It is our goal at Missoula Valley Montessori to provide a meaningful education that fosters children's innate curiosity about the world and where they belong in it. Our school is to be filled with friendly, welcoming, quality staff that will guide your children to their full potential using the philosophy of Maria Montessori. Missoula Valley Montessori strives to create a setting where children are valued and honoured, the families feel welcome and informed and the community is enriched by our presence. Through keen observation, a well-prepared environment, and our commitment to lifelong learning, we provide an exceptional Montessori education.
The Montessori cultural curriculum covers a wide range of subjects: geography, botany, zoology, art, science, and music. At Missoula Valley Montessori our cultural curriculum is the foundation of our academics. Each year we focus on one of the seven continents. Many aspects of the continent are then investigated from geography to cuisine. The children are eager to learn about people in far away places. They delight in discovering things they have in common with children across the world and learning different customs, too. Suddenly they begin drawing pictures of women dressed in saris or writing about orangutans in the rainforest. They stand stock still as they role-play guarding Buckingham Palace with a bearskin hat. Aspects of any given culture are woven through other areas of the curriculum.

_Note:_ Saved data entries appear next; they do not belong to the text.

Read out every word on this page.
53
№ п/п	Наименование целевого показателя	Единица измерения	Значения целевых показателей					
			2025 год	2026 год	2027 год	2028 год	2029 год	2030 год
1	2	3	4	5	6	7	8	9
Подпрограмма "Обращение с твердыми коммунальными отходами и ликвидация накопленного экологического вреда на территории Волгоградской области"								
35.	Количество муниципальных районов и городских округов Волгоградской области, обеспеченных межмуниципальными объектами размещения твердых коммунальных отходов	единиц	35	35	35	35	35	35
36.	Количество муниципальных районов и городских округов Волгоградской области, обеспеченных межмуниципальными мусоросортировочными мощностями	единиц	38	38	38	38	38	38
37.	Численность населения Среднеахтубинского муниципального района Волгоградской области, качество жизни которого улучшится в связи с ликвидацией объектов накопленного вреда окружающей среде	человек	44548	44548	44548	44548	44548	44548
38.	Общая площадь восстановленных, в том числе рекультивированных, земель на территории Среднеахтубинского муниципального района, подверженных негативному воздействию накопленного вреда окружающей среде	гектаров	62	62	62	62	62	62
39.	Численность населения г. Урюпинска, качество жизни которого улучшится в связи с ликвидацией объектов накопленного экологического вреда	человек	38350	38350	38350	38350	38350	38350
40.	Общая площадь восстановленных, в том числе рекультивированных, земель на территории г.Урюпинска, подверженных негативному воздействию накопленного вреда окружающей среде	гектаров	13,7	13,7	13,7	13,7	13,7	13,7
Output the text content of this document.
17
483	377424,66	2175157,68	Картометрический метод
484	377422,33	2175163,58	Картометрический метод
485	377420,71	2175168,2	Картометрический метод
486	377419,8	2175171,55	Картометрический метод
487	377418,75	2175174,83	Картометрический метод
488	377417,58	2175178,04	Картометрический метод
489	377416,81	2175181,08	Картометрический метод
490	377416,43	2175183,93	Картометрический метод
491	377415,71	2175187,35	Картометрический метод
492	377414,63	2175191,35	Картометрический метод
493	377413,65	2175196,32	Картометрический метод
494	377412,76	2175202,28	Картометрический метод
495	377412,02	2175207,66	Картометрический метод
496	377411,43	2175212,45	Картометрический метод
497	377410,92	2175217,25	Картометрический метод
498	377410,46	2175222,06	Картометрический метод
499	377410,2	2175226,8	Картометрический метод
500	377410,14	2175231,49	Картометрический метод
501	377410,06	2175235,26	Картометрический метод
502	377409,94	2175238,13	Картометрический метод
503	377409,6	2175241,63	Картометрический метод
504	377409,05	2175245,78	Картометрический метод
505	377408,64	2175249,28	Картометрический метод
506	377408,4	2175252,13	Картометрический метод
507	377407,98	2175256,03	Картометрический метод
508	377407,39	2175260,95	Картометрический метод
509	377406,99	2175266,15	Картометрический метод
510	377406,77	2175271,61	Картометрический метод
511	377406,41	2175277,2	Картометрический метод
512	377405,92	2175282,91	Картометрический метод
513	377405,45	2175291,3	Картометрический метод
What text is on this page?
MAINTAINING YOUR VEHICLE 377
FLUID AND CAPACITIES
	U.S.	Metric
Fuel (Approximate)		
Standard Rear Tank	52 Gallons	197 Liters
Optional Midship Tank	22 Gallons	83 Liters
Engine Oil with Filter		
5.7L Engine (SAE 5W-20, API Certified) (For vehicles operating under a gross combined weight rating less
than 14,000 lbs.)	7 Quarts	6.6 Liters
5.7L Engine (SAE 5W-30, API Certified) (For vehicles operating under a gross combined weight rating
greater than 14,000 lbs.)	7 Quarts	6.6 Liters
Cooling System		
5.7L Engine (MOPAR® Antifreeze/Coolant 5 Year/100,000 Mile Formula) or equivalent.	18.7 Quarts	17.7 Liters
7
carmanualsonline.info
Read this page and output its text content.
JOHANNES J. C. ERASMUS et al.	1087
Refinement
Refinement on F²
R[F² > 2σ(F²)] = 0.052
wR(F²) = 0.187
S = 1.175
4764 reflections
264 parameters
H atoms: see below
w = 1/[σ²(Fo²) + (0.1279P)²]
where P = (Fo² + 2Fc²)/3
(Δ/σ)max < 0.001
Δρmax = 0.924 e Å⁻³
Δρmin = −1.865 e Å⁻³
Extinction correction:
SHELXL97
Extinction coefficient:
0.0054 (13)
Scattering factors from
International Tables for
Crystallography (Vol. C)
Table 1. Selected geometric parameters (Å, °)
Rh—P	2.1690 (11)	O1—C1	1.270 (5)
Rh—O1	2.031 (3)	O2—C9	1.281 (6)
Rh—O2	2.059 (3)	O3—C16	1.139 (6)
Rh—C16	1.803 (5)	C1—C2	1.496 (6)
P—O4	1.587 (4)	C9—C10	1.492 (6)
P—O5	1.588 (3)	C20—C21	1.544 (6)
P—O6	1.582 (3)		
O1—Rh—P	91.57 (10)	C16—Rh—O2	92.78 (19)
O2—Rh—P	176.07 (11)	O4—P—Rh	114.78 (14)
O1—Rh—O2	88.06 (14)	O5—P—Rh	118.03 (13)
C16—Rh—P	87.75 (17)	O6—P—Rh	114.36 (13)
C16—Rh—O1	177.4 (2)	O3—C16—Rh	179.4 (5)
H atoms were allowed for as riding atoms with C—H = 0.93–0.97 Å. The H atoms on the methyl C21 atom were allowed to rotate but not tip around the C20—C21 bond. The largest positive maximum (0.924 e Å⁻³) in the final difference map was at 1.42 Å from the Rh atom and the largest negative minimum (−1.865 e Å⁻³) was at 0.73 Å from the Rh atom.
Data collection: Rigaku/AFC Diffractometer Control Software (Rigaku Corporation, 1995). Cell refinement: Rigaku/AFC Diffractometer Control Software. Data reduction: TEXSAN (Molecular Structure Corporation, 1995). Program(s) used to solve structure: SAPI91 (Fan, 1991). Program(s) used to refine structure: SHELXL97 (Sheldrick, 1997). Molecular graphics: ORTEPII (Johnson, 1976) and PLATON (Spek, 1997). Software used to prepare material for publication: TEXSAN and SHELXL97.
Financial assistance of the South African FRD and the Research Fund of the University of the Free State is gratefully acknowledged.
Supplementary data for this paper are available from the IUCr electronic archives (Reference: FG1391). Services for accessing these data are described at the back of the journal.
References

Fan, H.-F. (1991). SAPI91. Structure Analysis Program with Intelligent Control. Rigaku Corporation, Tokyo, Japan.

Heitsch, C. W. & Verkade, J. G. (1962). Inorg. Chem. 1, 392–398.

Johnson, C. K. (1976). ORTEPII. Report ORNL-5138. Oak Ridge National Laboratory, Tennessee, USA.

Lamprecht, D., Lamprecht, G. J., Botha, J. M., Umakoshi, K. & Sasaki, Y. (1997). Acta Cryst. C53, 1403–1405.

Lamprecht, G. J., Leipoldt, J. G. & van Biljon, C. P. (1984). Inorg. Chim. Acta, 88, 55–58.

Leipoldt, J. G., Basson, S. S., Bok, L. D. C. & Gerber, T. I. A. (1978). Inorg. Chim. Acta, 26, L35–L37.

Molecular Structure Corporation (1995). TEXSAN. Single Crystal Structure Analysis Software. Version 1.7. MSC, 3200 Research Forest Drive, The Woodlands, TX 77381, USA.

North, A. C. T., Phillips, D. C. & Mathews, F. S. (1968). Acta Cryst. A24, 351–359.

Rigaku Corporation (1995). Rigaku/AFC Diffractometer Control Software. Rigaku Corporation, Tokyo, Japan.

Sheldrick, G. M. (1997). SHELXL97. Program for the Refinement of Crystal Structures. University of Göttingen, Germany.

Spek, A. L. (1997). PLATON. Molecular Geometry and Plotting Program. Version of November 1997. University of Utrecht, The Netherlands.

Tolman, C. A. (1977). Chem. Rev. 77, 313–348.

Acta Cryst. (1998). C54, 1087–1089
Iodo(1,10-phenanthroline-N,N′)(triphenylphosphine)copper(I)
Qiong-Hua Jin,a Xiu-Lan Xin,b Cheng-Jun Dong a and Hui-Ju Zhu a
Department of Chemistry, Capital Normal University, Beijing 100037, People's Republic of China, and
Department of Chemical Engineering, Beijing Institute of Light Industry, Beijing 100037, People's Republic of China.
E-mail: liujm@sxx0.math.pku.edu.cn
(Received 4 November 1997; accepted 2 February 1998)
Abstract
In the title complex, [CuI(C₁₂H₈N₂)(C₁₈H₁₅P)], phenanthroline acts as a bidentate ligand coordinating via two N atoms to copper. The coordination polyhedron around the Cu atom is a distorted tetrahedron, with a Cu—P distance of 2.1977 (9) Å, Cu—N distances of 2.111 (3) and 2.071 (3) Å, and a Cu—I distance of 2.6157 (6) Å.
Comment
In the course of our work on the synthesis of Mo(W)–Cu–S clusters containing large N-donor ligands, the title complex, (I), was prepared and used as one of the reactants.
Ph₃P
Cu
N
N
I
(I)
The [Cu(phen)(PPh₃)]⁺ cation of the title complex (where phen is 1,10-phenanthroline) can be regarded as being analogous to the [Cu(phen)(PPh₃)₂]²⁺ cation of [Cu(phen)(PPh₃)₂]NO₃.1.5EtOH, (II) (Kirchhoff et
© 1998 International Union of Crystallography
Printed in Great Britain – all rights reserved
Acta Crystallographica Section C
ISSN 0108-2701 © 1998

During morning and afternoon gatherings songs and greetings from faraway lands are learned. Our practical life lessons will include cooking Asian food,for example. The children will learn to count in French, to say hello in Japanese. The language shelves become rich with books, terms, and alphabets from other cultures. Famous artists from a country will be discovered and imitated. Imagine the fun of painting like Jackson Pollock! Finally, each spring the primary students put on a performance to reflect all that they have learned. After studying Europe we had a mini-Olympics. Our study of North America culminated in folk dances from the Mexico, Canada, and our home, the United States. In the words of Maria Montessori, "Let us give the child a vision of the whole universe...for all things are part of the universe, and are connected with each other to form one whole unity."